American Thanksgiving Day today. We, at the etail site on top our block-long mother-ship of retail stores, were stressed all week preparing for the busiest retail day of the year tomorrow. The customary shopping part of the season of social events surrounding traditional end of the year holidays has been brought to a new low of crassness by us and others advertising "Black Friday Sales". The black refers to retail businesses' clearing a profit for the first time all year -- getting into the black on the sales charts. All profit from now to the end of the year! Hurrah! Happy Holidays!
I understand that ony profitable businesses can continue to provide the goods and services to the community and that people giving gifts to friends and family is lovely, but the public focus on a businesses' bottom-line is not attractive.
As to the PS3, Sony created a false scarcity in this country by not releasing sufficient quantities to meet expected demand of a previously popular product. Sony further limited the availability by releasing through only a few large retail chains. Sony gained a lot of free publicity to their (some say) sub-standard product.
Whether this marketing decision, made in corporate headquarters in Japan, was designed to draw attention away from the inadequacies of their product or if it was to counter the effect of a year of deservedly bad press stemming from their anti-public decisions, we don't know. We can see that they created a news-worthy demonstration of public demand for their product. In doing so, Sony also created perfect conditions for Black Market resellers. The release was attractive to those with a flexible schedule which allowed them to wait days in line to buy a PS3. After release, PS3s were quickly repurchased at twice or triple the $600 retail price.
Sony could have known, should have known and no doubt did know this would happen. They also knew there was a risk of violence and they chose to release the PS3 this way. The stores didn't like it, the police and civil governments didn't like it, but, evidently, Sony liked it. Interestingly, Sony did not create a scarcity in Japan.
Observers and journalists reported that the vast majority of American customers participating in Sony's stunt, were doing so in the hope of making a payday.
Our store was not chosen by Sony for their charade. Even still, we were adversely affected by it.

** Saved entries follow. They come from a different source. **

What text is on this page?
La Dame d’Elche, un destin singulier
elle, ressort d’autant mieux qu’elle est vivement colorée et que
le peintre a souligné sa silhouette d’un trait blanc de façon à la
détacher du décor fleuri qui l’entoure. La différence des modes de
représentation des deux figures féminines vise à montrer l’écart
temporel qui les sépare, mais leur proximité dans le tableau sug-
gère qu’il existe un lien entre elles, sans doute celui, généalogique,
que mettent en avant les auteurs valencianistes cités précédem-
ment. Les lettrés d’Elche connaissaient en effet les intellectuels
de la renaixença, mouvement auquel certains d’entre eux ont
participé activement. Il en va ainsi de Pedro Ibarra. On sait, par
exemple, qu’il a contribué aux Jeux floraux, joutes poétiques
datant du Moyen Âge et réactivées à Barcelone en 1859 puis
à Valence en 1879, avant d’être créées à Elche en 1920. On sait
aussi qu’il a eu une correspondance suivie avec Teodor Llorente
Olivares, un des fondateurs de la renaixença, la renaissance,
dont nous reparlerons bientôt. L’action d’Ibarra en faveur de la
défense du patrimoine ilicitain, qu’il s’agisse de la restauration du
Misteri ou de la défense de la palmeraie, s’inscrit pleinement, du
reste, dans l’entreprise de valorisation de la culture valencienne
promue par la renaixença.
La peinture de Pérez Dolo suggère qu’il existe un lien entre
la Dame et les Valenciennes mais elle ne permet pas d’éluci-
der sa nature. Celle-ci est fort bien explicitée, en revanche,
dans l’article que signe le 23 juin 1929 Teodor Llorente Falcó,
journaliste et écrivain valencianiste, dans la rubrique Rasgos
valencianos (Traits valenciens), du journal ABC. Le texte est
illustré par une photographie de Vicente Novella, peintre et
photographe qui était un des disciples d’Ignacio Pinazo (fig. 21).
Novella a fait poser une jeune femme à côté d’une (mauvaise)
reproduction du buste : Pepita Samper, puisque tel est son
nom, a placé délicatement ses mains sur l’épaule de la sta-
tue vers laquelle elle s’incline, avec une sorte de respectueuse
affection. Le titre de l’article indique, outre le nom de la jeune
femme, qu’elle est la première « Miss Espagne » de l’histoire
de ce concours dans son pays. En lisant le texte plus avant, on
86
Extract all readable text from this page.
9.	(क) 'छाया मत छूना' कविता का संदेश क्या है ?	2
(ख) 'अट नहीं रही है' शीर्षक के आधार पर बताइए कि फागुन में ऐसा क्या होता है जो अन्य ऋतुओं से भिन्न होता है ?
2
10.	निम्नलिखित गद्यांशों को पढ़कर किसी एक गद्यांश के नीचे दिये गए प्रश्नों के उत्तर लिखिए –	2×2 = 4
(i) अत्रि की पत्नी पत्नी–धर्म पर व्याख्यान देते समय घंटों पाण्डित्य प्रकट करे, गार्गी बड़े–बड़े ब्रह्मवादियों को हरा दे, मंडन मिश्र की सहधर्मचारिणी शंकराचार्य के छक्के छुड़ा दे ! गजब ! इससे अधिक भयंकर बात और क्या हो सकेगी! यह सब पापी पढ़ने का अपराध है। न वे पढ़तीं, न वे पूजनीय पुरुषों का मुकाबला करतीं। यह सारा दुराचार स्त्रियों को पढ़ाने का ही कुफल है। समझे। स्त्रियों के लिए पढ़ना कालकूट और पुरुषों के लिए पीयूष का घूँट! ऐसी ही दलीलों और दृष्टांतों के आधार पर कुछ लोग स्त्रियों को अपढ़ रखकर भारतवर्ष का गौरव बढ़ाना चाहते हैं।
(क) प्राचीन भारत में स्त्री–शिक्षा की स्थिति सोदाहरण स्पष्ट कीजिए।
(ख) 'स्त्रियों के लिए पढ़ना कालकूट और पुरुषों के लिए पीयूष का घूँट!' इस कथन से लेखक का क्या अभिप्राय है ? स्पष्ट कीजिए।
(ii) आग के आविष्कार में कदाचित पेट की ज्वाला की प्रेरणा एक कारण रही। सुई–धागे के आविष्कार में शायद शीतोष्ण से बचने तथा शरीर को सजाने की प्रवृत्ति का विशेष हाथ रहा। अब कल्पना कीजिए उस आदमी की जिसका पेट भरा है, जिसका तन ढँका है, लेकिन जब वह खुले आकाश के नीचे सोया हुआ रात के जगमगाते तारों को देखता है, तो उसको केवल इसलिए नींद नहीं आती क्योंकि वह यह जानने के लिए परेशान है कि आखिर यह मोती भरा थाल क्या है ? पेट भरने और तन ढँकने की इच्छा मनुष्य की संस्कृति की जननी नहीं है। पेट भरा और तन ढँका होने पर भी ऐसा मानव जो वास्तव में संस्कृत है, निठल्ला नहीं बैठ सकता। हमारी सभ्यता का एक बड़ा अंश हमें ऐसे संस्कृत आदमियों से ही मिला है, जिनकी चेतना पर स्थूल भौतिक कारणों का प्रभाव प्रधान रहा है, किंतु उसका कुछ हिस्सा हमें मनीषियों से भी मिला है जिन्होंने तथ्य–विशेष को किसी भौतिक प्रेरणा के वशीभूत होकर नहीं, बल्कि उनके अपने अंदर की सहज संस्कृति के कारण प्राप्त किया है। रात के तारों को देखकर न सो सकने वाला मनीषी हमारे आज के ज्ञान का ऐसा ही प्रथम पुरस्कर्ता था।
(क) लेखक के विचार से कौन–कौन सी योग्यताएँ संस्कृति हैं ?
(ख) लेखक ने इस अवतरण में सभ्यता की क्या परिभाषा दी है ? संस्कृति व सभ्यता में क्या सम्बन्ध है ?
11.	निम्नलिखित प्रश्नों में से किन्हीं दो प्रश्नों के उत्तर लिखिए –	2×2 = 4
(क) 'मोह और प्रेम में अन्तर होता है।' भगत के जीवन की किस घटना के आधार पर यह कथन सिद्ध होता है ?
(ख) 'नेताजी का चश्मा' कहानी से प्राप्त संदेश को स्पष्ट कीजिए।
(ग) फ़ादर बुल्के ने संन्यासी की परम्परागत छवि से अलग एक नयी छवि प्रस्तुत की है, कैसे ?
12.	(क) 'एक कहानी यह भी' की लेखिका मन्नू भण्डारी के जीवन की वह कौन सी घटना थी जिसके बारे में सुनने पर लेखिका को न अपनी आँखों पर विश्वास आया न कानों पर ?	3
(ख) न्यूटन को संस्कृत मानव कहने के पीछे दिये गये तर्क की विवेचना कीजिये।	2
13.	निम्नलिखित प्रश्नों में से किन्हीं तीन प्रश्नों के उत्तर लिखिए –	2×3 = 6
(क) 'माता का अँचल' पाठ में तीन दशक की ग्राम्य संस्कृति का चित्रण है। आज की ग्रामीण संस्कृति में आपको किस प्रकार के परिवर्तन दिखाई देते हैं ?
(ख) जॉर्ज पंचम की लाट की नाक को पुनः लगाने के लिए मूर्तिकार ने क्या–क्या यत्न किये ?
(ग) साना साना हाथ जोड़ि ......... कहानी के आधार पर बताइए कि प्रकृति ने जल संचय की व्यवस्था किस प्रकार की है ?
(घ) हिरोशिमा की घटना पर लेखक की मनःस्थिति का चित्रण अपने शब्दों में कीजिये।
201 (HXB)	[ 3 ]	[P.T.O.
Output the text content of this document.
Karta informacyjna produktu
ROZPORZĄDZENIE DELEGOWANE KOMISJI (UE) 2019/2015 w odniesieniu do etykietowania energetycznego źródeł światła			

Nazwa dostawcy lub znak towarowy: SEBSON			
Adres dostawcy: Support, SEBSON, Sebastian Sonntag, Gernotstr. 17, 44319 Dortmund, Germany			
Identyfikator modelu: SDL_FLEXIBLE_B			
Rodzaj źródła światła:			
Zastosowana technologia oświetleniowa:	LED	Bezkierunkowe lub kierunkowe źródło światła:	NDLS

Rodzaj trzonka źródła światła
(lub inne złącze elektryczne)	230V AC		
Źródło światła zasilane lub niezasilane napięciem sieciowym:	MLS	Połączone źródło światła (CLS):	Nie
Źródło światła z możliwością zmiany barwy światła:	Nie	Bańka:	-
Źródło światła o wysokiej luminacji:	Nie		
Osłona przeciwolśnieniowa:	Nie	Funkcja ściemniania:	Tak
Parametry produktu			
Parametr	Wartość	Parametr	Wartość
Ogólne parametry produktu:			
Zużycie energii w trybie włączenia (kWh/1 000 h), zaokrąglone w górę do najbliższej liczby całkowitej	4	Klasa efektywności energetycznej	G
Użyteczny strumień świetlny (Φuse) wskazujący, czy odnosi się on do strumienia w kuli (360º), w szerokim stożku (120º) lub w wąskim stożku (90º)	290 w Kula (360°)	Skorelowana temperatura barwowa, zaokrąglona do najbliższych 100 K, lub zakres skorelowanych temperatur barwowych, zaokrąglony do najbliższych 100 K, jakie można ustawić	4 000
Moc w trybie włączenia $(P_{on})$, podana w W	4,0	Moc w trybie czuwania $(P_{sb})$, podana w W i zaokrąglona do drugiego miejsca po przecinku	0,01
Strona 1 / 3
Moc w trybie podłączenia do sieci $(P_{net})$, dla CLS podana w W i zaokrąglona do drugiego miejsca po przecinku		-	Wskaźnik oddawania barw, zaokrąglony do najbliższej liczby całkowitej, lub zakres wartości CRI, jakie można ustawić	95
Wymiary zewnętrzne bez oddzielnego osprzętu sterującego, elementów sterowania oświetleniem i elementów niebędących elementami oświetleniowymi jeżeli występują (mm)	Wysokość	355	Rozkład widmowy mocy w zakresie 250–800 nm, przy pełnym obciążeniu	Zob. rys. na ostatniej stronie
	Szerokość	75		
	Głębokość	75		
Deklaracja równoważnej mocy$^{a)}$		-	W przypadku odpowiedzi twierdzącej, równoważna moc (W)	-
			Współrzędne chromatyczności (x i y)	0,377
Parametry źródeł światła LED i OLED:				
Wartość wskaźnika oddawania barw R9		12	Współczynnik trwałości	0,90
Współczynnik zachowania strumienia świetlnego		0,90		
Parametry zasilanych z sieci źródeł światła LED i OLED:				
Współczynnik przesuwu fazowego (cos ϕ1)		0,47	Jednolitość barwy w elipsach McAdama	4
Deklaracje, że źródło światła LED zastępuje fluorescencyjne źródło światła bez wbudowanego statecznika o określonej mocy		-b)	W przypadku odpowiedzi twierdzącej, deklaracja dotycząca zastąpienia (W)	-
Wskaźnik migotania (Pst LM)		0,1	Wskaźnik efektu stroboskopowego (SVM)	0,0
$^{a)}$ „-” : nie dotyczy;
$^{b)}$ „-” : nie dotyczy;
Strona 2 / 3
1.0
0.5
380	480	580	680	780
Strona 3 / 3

- When our store managers arrived to open the stores on the day of the release, they were met by an anxious crowd of over a hundred people who had trouble accepting the managers report that we had no PS3 to sell. The crowd stayed for several hours, making it difficult and scary for employees and customers to enter the stores.
- One guy broke through our inadequate security, went to the middle of the computer store, yelling, "I'm not leaving without a PS3!" Police were required to remove him.
- Meanwhile, online, our website was repeatedly hit by hundreds of thousands of searches for 'PS3", "Playstation", "Sony", "Game Players", "Video Games", "Game Consoles" and other related terms. The overburdened site ground to halt several times during the day. Customers looking for items we actually stocked were unable to make purchases, those of us working on the site were unable to do our work. The site was disfunctionally burdened by the PS3 searchers for two days.
- About noon on PS3 release day, a red van pulled up to the curb in front of our store, the guy in the above picture jumped out holding a PS3 box, shouting, "PS3, $4000 cash!". My friend, Toasty snapped and split. Fearing violence, he didn't wait to see what happened.
Now, after a week, it has calmed down to the more reasonable frenzy of New York retail, I don't know if the event is more typical of the American public or of the management of an unwieldy large corporation suffering bad press and failing product lines.
As to the PS3s themselves, the hackers say, they are a fine piece of hardware with bad Sony software. Strip out Sony's operating system, install a specially modified open-source Linux operating system and they say those who paid 2 or 3 thousand dollars to an unauthorized reseller will have a nice machine which can reach the internet, support common communication and media production applications, play and make HD video, play Blue-Ray, HD DVDs and a bunch of online and offline games.
More power to the hackers! They have the right attitude and are pointing the way to the kind of products the public wants.